Se me perguntassem hoje:
Foi difícil estar grávida? Diria que foi a parte mais simples, apesar de ter tido um pré-natal maluco. Ele incluiu desde tomografia com administração de contraste nas primeiras semanas de gestação, enjoos, azia, quedas de pressão, troca de médicos devido a problemas com plano de saúde, falta de exames cardíacos do bebê, por questões de desatualização médica, até o ápice, minha mãe e irmã, “invadindo” a maternidade com malas, à 0h, voltando de Gramado! Percebam que a EM pouco foi notada!
Você teria outro filho? Com certeza! Mesmo sabendo que posso ter problemas no pós-parto. Inclusive, afirmo isto apesar de estar em surto e saber que o ideal é permanecer 2 anos sem surto antes de engravidar. Arriscaria, sem arrependimento. Mas, dessa vez, de forma programada e com TOTAL acompanhamento médico.
Você se arrepende por ter engravidado sem querer? De forma alguma! Na verdade, acredito que, se não fosse assim, provavelmente, nem teria sido mãe até hoje, pois costumo pensar MUITO, e agir POUCO. 

Lucas nasceu em outubro de 2011, de cesareana, com 4,050 kg e 52 cm, TOTALMENTE SAUDÁVEL, no calor forte do Rio de Janeiro. Eu, por minha vez, fui mãe como qualquer outra que cuida, dá banhos, troca fraldas, passeia, vai ao pediatra e fica sozinha, por vezes, com o bebê. Fiquei de licença e amamentando até que ele completasse 10 meses! Tirei fotos e fiz álbuns e comemoração de “mesversários” todos os meses! Se não bastasse ter sido mãe, aos 10 meses, Lucas abriu a cabeça ("coisinha leve": 38 pontos e um escalpo parcial). Além disso, essa foi uma fase bem tensa para a saúde do meu pai, eu havia retornado ao trabalho e ainda almejava concluir o meu primeiro mestrado. Somando a tudo isso os exames necessários para retomar o tratamento da EM, só voltei a ser medicada para a doença e, de fato, a pensar em esclerose, no final de 2013, ou seja, mais de 2 anos depois do parto.
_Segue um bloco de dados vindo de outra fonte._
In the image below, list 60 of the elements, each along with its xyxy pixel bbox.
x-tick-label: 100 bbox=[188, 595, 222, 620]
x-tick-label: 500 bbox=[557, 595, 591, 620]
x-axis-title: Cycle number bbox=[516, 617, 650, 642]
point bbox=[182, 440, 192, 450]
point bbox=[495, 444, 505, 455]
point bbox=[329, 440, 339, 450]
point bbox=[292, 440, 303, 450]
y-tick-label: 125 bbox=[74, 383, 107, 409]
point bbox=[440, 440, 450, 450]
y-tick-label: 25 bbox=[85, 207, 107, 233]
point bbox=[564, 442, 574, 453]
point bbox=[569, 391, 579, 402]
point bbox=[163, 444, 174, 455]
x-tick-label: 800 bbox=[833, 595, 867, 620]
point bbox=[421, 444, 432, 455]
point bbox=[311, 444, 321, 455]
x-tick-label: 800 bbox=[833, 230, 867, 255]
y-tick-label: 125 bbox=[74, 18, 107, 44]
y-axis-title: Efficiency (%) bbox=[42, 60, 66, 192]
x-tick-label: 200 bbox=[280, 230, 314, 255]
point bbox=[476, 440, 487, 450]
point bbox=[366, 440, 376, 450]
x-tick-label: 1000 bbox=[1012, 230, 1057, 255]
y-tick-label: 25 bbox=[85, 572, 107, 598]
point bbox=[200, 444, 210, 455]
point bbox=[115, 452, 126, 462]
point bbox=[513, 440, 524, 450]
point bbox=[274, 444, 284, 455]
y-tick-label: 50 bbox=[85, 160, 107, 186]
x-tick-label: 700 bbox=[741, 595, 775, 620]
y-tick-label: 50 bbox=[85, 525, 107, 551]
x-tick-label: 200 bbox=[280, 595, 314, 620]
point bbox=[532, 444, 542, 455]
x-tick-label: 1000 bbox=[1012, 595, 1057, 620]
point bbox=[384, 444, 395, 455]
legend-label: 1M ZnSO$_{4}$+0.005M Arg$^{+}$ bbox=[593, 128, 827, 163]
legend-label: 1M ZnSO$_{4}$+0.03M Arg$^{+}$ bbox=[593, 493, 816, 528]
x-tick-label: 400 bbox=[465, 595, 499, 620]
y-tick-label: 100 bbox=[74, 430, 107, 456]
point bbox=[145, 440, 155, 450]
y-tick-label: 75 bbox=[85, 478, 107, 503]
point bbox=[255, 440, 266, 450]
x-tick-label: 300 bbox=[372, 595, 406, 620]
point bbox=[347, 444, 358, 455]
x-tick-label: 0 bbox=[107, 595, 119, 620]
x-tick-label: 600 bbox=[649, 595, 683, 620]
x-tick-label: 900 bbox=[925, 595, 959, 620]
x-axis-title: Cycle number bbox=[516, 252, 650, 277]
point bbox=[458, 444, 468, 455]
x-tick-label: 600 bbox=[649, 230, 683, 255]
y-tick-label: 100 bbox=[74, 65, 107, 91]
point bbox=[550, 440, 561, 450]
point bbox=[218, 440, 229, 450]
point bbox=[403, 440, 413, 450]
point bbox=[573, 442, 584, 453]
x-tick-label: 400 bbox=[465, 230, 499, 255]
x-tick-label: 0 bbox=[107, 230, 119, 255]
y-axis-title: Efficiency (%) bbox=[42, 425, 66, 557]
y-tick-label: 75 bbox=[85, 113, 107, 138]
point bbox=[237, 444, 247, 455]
Não posso deixar de mencionar que tenho um super apoio do meu marido e também da minha família. Ainda que eles não entendam como é ter esclerose e como ela mexe, inclusive, com meu emocional, sempre tentam me ajudar da melhor forma que podem. Muitas vezes, não é a forma que eu espero, desejo ou que é mais imprescindível, mas “toda ajuda é sempre bem-vinda”. Essas presenças têm sido essenciais desde 2013 quando, inicialmente, comecei a ficar tonta, o que culminou numa grande insegurança e em um “belo” surto em 2015. Atualmente, não fico sozinha com meu filho, não por não conseguir SEMPRE, mas por ter medo que alguma emergência ocorra e que ele não tenha discernimento para agir com seus poucos anos de idade. Nesse ponto, a presença do meu marido é crucial e acontece em quase todo o tempo que ele tem disponível. Não acho que isso diminua a minha luta diária, mas a torna, certamente, mais fácil e, quiçá, possível.
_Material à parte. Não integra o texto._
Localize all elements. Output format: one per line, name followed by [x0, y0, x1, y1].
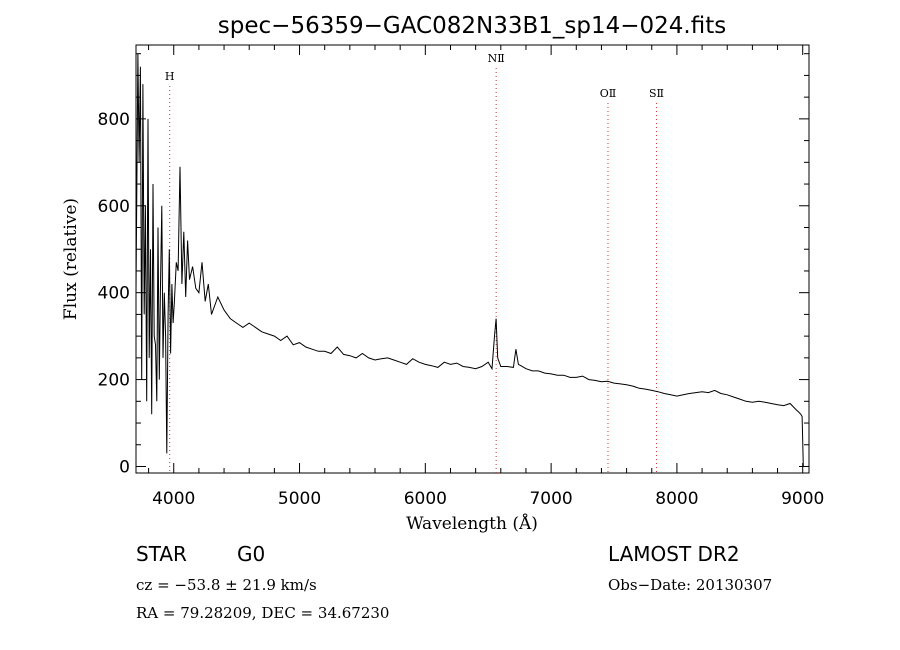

Com tudo o que aconteceu na minha gravidez, só posso dizer que, acho maravilhoso e favorável que esclerosadas gerem seus filhos e sejam mães. Dizem por aí que sou guerreira... Pois eu digo a vocês que guerreiro é meu filho. Diante de tudo o que passou e passa, vence barreiras a cada dia e sempre sorrindo! É olhando para ele que eu vejo o quanto desistir seria um ultraje! Uma injustiça! Contudo, não seria hipócrita de dizer que é SEMPRE fácil. Na verdade, raramente o é, mas é MARAVILHOSO! Aprendi com o nascimento de Lucas que tudo o que tem que ser é! E que, se o passado não volta e o futuro não nos pertence, temos de viver o hoje da melhor forma possível. Sei que não sou nem de longe a melhor das mães e tampouco convencional, mas sei que sou, a cada dia, a melhor que posso ser e aprendi a me aceitar e ser feliz com isso! E mais importante: essa aceitação não tem relação apenas com a esclerose múltipla! Hoje, vivo tentando saborear o queijo suíço, em vez de lamentar seus buracos. E o melhor de tudo é que sou acompanhada e, por vezes, guiada pelo meu pequeno grande príncipe de 4 anos!